It appears that the optimal value of complexity parameter which is used to control the size of the decision tree and to select the optimal tree size is 0. That would imply that the parameter is not constrained. A extremely complicated and overfitted model may arise, for instance, if the maximum depth parameter is set to 0, which would allow the tree to grow as deep as feasible. It’s generally not a good idea to set complexity parameters to 0, since this might result in overfitting and poor generalization performance on fresh data.

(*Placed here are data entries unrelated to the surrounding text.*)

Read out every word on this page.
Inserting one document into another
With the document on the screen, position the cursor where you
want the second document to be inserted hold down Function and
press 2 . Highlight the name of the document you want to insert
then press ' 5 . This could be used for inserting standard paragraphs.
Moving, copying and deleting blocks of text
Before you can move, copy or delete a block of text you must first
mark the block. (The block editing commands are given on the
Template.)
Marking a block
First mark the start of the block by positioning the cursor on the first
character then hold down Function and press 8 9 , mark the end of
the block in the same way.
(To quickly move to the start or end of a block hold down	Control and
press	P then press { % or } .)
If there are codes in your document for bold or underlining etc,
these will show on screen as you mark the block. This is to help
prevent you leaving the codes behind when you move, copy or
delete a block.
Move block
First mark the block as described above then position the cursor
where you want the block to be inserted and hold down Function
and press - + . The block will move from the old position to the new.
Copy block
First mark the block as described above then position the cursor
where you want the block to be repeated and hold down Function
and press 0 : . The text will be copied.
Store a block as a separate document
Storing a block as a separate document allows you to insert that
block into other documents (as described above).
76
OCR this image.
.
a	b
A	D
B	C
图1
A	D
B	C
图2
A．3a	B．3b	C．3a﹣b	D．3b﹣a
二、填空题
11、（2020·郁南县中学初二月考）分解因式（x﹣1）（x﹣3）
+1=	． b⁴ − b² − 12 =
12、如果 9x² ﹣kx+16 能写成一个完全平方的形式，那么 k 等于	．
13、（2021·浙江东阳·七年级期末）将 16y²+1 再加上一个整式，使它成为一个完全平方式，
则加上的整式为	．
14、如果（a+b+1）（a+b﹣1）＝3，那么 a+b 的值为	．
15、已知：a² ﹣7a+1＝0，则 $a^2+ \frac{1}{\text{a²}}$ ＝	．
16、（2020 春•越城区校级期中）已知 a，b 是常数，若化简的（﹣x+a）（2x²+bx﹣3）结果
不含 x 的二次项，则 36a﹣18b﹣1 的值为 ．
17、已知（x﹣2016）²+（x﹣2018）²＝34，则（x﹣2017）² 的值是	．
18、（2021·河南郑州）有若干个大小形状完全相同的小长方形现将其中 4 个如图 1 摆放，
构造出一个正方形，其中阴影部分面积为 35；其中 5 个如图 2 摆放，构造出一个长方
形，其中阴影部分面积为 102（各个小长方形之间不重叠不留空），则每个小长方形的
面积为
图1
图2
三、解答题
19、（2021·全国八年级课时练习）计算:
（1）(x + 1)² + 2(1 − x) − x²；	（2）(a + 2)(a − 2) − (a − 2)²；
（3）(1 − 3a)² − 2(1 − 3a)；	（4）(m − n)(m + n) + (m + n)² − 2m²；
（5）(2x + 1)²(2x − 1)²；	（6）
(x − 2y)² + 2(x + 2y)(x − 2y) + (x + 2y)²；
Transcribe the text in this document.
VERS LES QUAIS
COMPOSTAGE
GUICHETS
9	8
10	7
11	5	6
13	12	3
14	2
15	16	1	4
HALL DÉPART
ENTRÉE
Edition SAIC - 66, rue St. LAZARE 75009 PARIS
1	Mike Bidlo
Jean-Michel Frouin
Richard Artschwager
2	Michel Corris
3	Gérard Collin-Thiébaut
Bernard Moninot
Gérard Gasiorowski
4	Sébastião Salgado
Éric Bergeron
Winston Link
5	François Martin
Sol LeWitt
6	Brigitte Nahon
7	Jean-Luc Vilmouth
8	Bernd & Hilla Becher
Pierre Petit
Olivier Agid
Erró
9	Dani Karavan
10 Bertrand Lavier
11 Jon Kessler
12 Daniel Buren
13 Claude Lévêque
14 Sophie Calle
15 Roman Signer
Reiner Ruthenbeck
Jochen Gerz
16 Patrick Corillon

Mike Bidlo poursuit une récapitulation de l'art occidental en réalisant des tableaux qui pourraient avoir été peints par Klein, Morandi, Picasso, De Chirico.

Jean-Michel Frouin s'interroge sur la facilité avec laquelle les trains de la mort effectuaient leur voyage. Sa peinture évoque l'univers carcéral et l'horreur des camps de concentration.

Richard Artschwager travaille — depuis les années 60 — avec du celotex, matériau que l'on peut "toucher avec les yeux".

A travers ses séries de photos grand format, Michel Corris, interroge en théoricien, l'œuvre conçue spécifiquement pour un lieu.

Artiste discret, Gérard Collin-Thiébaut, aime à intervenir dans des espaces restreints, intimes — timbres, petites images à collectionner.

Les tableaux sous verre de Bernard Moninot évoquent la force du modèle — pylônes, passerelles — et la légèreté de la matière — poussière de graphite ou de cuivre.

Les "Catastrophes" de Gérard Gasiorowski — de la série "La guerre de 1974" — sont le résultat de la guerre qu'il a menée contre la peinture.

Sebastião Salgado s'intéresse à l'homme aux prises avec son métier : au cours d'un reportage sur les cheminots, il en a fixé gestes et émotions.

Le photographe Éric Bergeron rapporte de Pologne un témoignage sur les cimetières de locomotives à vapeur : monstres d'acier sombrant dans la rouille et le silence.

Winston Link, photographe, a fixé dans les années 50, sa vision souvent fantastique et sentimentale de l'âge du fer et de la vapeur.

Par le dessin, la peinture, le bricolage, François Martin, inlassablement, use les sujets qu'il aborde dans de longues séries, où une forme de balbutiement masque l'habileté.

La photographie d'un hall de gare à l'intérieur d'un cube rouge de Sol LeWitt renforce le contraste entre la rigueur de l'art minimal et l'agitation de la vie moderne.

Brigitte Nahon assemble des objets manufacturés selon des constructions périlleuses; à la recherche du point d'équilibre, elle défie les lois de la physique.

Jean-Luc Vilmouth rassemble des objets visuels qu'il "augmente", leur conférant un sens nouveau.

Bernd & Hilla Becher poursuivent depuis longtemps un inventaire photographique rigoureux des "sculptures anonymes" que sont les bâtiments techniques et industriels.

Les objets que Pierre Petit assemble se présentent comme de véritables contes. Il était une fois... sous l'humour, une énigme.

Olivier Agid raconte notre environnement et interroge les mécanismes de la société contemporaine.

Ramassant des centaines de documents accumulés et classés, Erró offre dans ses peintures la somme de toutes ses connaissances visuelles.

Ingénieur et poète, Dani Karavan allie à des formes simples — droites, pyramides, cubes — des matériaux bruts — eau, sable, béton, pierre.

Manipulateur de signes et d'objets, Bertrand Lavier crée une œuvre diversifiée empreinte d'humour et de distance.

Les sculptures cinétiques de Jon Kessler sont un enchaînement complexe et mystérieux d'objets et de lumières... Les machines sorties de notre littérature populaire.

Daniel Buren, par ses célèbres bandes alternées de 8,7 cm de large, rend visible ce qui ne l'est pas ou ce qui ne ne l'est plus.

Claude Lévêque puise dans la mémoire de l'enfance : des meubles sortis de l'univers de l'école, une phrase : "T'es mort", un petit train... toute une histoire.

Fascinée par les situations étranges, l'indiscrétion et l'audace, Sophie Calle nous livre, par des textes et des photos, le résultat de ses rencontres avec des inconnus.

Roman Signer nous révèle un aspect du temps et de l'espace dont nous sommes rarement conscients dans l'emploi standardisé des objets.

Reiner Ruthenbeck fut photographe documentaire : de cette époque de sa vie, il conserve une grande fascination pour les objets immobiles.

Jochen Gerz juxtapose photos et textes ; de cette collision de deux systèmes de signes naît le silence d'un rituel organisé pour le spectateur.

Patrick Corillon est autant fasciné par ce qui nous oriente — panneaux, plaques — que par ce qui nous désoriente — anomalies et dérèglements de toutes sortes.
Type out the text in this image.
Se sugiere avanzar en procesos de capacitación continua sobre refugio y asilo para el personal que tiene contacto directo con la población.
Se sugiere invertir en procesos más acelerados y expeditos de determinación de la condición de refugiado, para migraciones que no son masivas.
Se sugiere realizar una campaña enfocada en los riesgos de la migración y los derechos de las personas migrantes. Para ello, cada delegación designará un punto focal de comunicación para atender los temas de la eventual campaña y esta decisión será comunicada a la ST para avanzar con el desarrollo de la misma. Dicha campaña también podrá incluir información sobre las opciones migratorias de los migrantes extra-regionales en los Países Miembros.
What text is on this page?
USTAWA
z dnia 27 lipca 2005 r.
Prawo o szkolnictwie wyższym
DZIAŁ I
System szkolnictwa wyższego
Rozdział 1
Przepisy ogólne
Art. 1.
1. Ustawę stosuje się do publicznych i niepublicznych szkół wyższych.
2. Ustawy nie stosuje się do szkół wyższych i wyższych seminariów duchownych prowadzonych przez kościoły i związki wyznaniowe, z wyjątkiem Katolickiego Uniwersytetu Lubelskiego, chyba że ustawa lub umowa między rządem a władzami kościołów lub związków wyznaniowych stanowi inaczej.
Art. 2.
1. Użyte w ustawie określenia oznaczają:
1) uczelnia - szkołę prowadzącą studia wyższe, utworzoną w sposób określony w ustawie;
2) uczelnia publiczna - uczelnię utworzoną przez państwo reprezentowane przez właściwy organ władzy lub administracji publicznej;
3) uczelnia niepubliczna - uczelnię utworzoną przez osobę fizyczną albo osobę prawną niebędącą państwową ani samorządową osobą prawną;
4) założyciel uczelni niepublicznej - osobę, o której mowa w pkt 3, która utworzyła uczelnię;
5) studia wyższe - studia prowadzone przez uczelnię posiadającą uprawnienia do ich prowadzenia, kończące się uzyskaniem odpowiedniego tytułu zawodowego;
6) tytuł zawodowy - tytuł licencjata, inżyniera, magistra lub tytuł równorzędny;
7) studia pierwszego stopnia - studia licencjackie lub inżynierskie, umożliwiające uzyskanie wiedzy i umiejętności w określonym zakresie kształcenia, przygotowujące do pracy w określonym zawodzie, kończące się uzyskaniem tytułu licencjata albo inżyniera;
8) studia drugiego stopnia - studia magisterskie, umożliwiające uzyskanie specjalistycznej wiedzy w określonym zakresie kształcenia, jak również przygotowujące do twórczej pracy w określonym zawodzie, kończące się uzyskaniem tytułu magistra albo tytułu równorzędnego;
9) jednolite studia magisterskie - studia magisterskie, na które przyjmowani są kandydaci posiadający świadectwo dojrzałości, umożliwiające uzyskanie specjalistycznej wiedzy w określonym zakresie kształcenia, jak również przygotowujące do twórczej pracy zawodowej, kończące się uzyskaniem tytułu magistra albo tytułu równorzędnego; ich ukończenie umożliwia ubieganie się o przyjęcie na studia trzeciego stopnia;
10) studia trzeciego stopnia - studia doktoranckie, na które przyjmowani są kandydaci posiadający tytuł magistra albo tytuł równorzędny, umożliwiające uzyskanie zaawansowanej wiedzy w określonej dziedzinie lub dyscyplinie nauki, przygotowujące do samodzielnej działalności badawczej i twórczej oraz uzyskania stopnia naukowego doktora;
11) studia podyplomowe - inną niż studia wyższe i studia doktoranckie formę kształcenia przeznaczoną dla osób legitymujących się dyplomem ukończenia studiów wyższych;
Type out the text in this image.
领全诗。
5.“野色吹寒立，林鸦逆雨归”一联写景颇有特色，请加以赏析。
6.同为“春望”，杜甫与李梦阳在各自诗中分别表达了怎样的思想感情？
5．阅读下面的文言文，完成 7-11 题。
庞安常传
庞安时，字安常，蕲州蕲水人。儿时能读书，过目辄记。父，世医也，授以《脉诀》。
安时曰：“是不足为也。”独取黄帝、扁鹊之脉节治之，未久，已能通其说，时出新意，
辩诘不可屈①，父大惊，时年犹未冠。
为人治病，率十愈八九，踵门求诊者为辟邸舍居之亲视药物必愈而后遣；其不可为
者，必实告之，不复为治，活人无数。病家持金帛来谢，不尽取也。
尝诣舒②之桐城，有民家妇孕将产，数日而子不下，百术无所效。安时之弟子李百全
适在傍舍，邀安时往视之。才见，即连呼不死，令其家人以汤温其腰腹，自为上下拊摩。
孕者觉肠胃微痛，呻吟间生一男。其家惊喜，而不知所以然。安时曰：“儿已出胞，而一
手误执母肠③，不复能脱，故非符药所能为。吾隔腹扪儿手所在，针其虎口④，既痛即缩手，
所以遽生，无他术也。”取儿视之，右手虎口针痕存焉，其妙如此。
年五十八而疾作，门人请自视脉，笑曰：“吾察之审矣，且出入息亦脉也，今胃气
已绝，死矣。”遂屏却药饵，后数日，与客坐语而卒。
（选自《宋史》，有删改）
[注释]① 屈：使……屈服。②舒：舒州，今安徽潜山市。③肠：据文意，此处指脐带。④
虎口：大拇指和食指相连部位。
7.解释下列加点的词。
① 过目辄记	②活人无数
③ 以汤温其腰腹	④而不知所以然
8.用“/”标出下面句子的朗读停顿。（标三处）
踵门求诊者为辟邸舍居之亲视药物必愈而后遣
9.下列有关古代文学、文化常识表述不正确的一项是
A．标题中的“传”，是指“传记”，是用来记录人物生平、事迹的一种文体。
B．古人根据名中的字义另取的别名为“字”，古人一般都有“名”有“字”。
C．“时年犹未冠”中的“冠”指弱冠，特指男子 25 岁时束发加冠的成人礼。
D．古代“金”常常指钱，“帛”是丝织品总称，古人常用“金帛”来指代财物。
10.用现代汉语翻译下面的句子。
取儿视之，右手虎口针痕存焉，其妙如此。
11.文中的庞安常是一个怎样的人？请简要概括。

## Confusion Matrix and Statistics
##
## Reference
## Prediction No Yes
## No 225 71
## Yes 111 12755
##
## Accuracy : 0.9862
## 95% CI : (0.984, 0.9881)
## No Information Rate : 0.9745
## P-Value [Acc > NIR] : < 2.2e-16
##
## Kappa : 0.705
##
## Mcnemar's Test P-Value : 0.003842
##
## Sensitivity : 0.66964
## Specificity : 0.99446
## Pos Pred Value : 0.76014
## Neg Pred Value : 0.99137
## Prevalence : 0.02553
## Detection Rate : 0.01709
## Detection Prevalence : 0.02249
## Balanced Accuracy : 0.83205
##
## 'Positive' Class : No
##
Nevertheless, the predictions are not too bad. Balanced Accuracy is 83% which makes it the best Decision Tree model so far. Both, Accuracy and Specifity are very high. It would be great, if there was a way to improve Sensitivity here, though.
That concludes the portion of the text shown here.